Dall’alba del Rap fino ad oggi, uno dei più importanti “must have” per l’abbigliamento e gli accessori è sicuramente l’oro. Che sia un grillz, una collana, un bracciale o un orologio ha poca importanza, è sfoggiarlo nel modo più fresco possibile l’unica cosa che conta. Adesso, proprio come gli Stati Uniti del 19° secolo, anche la scena rap italiana sta vivendo a pieno la sua “febbre dell’oro”.

Dall’avvento della Trap, il taboo sul costo di gioielli ed accessori è stato più che sdoganato. Dark Polo Gang, Sfera Ebbasta e molti altri non si sono mai tirati indietro quando c’era da parlare di orecchini e collane da capogiro. “Pesi Sul Collo”, “20 Collane” sono solo due dei pezzi che hanno come tema centrale il “bling bling”, uno status symbol diventato sempre più particolare ed oggetto di competizione tra artisti.
Ma questa wave dorata non è da attribuirsi esclusivamente a chi indossa, ma anche a chi lavora questi preziosi minerali. Uno dei pionieri è Myda Lab, che con i suoi grillz e collane fa brillare i rapper dagli inizi del 2016. Dark Polo Gang, Roshelle, Laioung ed addirittura un mostro della moda come Philipp Plein si sono affidati a loro per denti più che splendenti.

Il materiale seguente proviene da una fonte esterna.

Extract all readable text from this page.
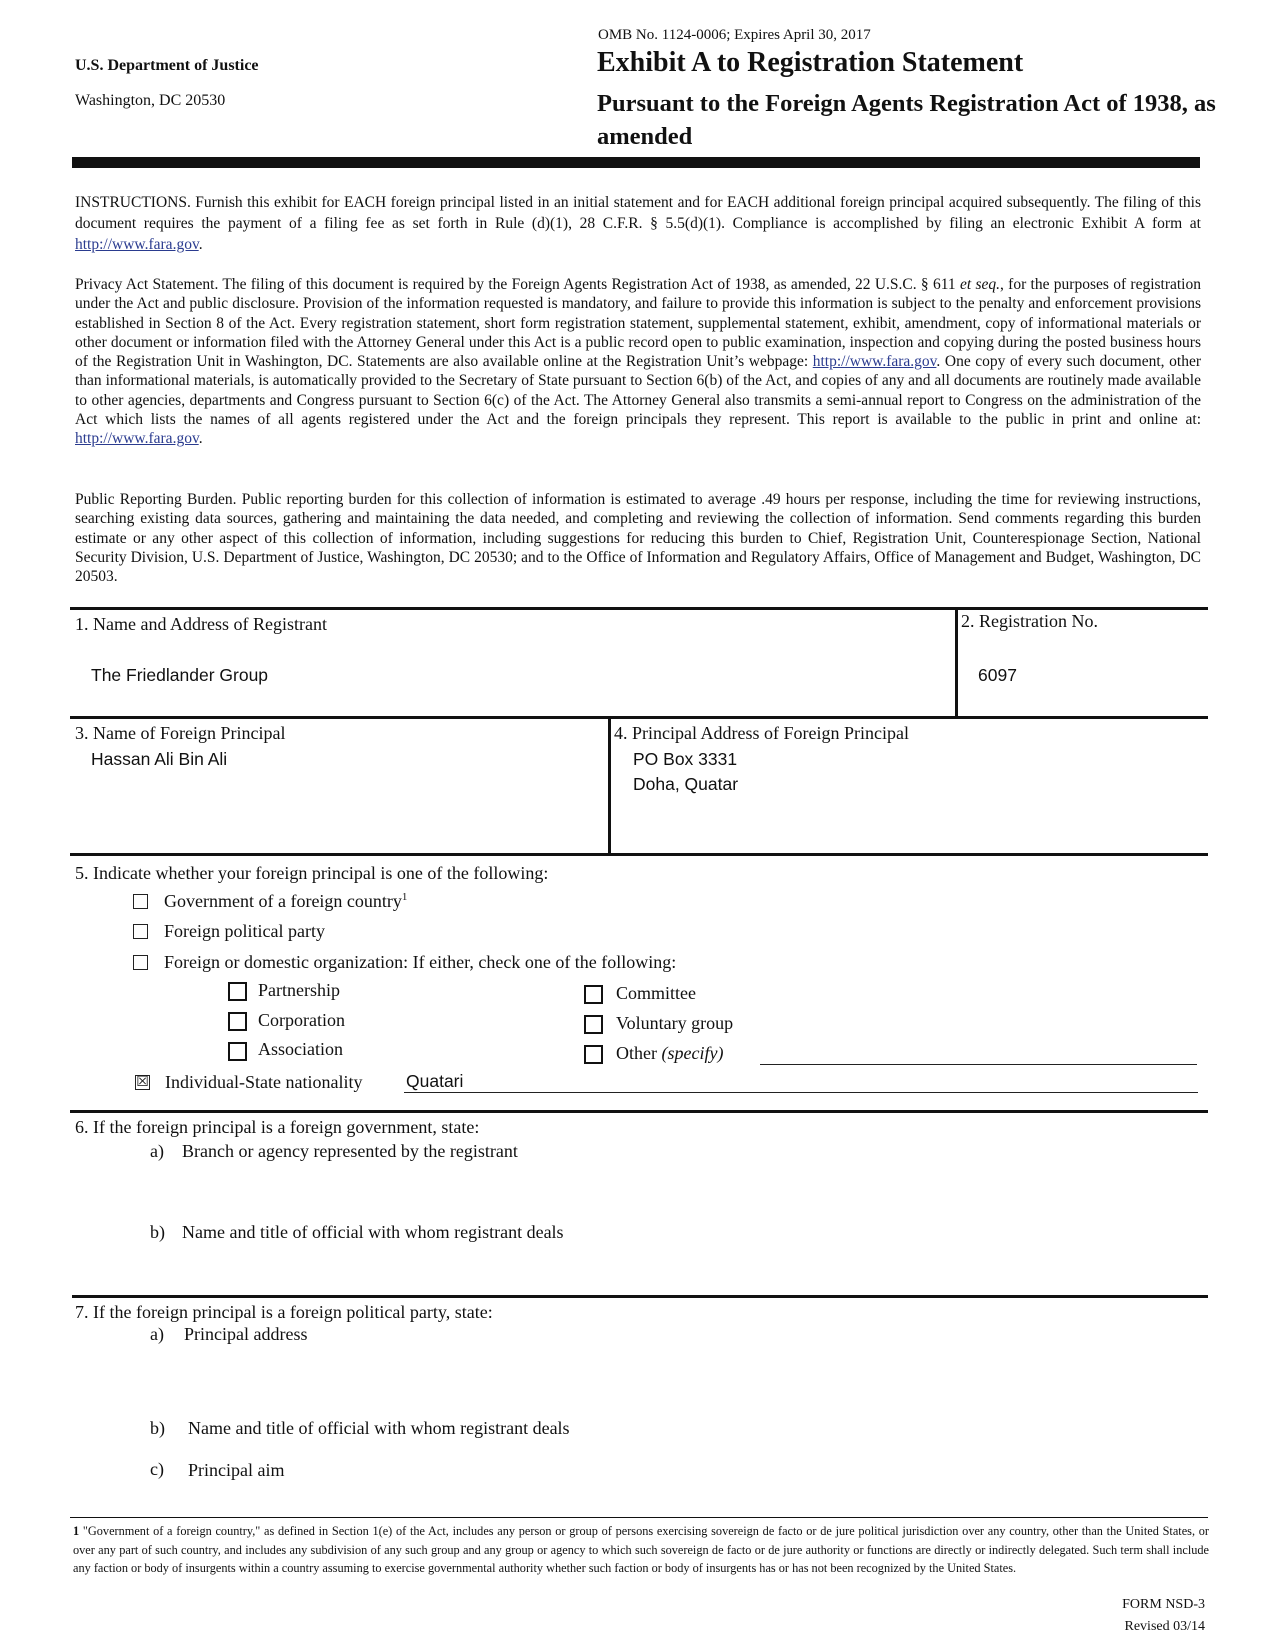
U.S. Department of Justice
Washington, DC 20530
OMB No. 1124-0006; Expires April 30, 2017
Exhibit A to Registration Statement
Pursuant to the Foreign Agents Registration Act of 1938, as amended
INSTRUCTIONS. Furnish this exhibit for EACH foreign principal listed in an initial statement and for EACH additional foreign principal acquired subsequently. The filing of this document requires the payment of a filing fee as set forth in Rule (d)(1), 28 C.F.R. § 5.5(d)(1). Compliance is accomplished by filing an electronic Exhibit A form at http://www.fara.gov.
Privacy Act Statement. The filing of this document is required by the Foreign Agents Registration Act of 1938, as amended, 22 U.S.C. § 611 et seq., for the purposes of registration under the Act and public disclosure. Provision of the information requested is mandatory, and failure to provide this information is subject to the penalty and enforcement provisions established in Section 8 of the Act. Every registration statement, short form registration statement, supplemental statement, exhibit, amendment, copy of informational materials or other document or information filed with the Attorney General under this Act is a public record open to public examination, inspection and copying during the posted business hours of the Registration Unit in Washington, DC. Statements are also available online at the Registration Unit’s webpage: http://www.fara.gov. One copy of every such document, other than informational materials, is automatically provided to the Secretary of State pursuant to Section 6(b) of the Act, and copies of any and all documents are routinely made available to other agencies, departments and Congress pursuant to Section 6(c) of the Act. The Attorney General also transmits a semi-annual report to Congress on the administration of the Act which lists the names of all agents registered under the Act and the foreign principals they represent. This report is available to the public in print and online at: http://www.fara.gov.
Public Reporting Burden. Public reporting burden for this collection of information is estimated to average .49 hours per response, including the time for reviewing instructions, searching existing data sources, gathering and maintaining the data needed, and completing and reviewing the collection of information. Send comments regarding this burden estimate or any other aspect of this collection of information, including suggestions for reducing this burden to Chief, Registration Unit, Counterespionage Section, National Security Division, U.S. Department of Justice, Washington, DC 20530; and to the Office of Information and Regulatory Affairs, Office of Management and Budget, Washington, DC 20503.
1. Name and Address of Registrant
The Friedlander Group
2. Registration No.
6097
3. Name of Foreign Principal
Hassan Ali Bin Ali
4. Principal Address of Foreign Principal
PO Box 3331
Doha, Quatar
5. Indicate whether your foreign principal is one of the following:
Government of a foreign country$^1$
Foreign political party
Foreign or domestic organization: If either, check one of the following:
Partnership
Corporation
Association
Committee
Voluntary group
Other (specify)
☒ Individual-State nationality Quatari
6. If the foreign principal is a foreign government, state:
a) Branch or agency represented by the registrant
b) Name and title of official with whom registrant deals
7. If the foreign principal is a foreign political party, state:
a) Principal address
b) Name and title of official with whom registrant deals
c) Principal aim
1 "Government of a foreign country," as defined in Section 1(e) of the Act, includes any person or group of persons exercising sovereign de facto or de jure political jurisdiction over any country, other than the United States, or over any part of such country, and includes any subdivision of any such group and any group or agency to which such sovereign de facto or de jure authority or functions are directly or indirectly delegated. Such term shall include any faction or body of insurgents within a country assuming to exercise governmental authority whether such faction or body of insurgents has or has not been recognized by the United States.
FORM NSD-3
Revised 03/14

Se i grillz hanno “poco” spazio per la personalizzazione è sulle collane che la fantasia esplode. È un vero e proprio culto quello del pendente, che può rappresentare il rapper stesso, un suo pezzo o un mood ben preciso. In questo campo Glorious è la punta di diamante, riuscendo da sempre a fare “brillare come un faro” gli artisti tra oro, diamanti e swag. Dalle scritte come “Mowgli” sul collo di Tedua, ai cartoon come il Bugs Bunny di DrefGold, i pendenti possono immortalare qualsiasi cosa. Si creano collane anche per celebrare momenti: come quelle “BHMG” fatte per l’entrata di Guè nel gruppo di Sfera e Charlie.

Altro leader nel settore è Risivi Lab specializzato su pendenti ed anelli. Oltre alla big chain “BENZ” di Vegas Jones, Risivi ha creato svariati pezzi per la Dark Polo Gang. Le collane con Taz dei Looney Toons di Tony, il teschio di Pyrex e lo Spezzacuori di Wayne piene di diamanti sono simbolo iconico per i personaggi del gruppo romano.

Sfera Ebbasta e Dark Polo Gang sono probabilmente i capocannonieri in questo campionato fatto di carati, ma Guè Pequeno è una leggenda anche in questo campo, ed oltre ad indossarli li crea. Il Guercio ha creato infatti “Nove25” una catena di negozi sparsa tra l’Italia, la Svizzera e la Spagna, con gioielleria fatta a mano di alta qualità. Il brand ha dato vita a svariati pezzi per artisti italiani che sarebbero usciti con un loro video. “Perdonami” di Salmo è stata illuminata da una collana con un pendente mascherato proprio come l’artista; Capo Plaza per la hit “Tesla” ne ha avuta una d’oro con diamanti. Infine proprio Guè Pequeno, insieme all’uscita dell’ultimo video “Bling Bling”  (per rimanere in tema), ha fatto produrre dal team di Nove25 una collana con pendente d’oro che vede la scritta “GUE”.

La Dark Polo Gang ha di recente commissionato un lavoro a Rafaello, per le collane con il logo storico del gruppo. Rafaello, gioielliere italo americano di New York, collabora da anni con il top della scena USA: Lil Yachty, Jay-z ed i Migos hanno al collo o al polso le sue creazioni.

L’Italia anche in questo campo non ha più niente da invidiare ai cugini americani, in questa corsa all’oro i concorrenti adesso sono anche nostrani. Chi è quindi l’artista nella scena ad avere il “bling bling” più vistoso e scenografico? La strada per El Dorado è ancora lunga, dal 2016 i nostri artisti sono in competizione per chi ha più grammi – per questa volta parliamo d’oro – addosso, chi la spunterà?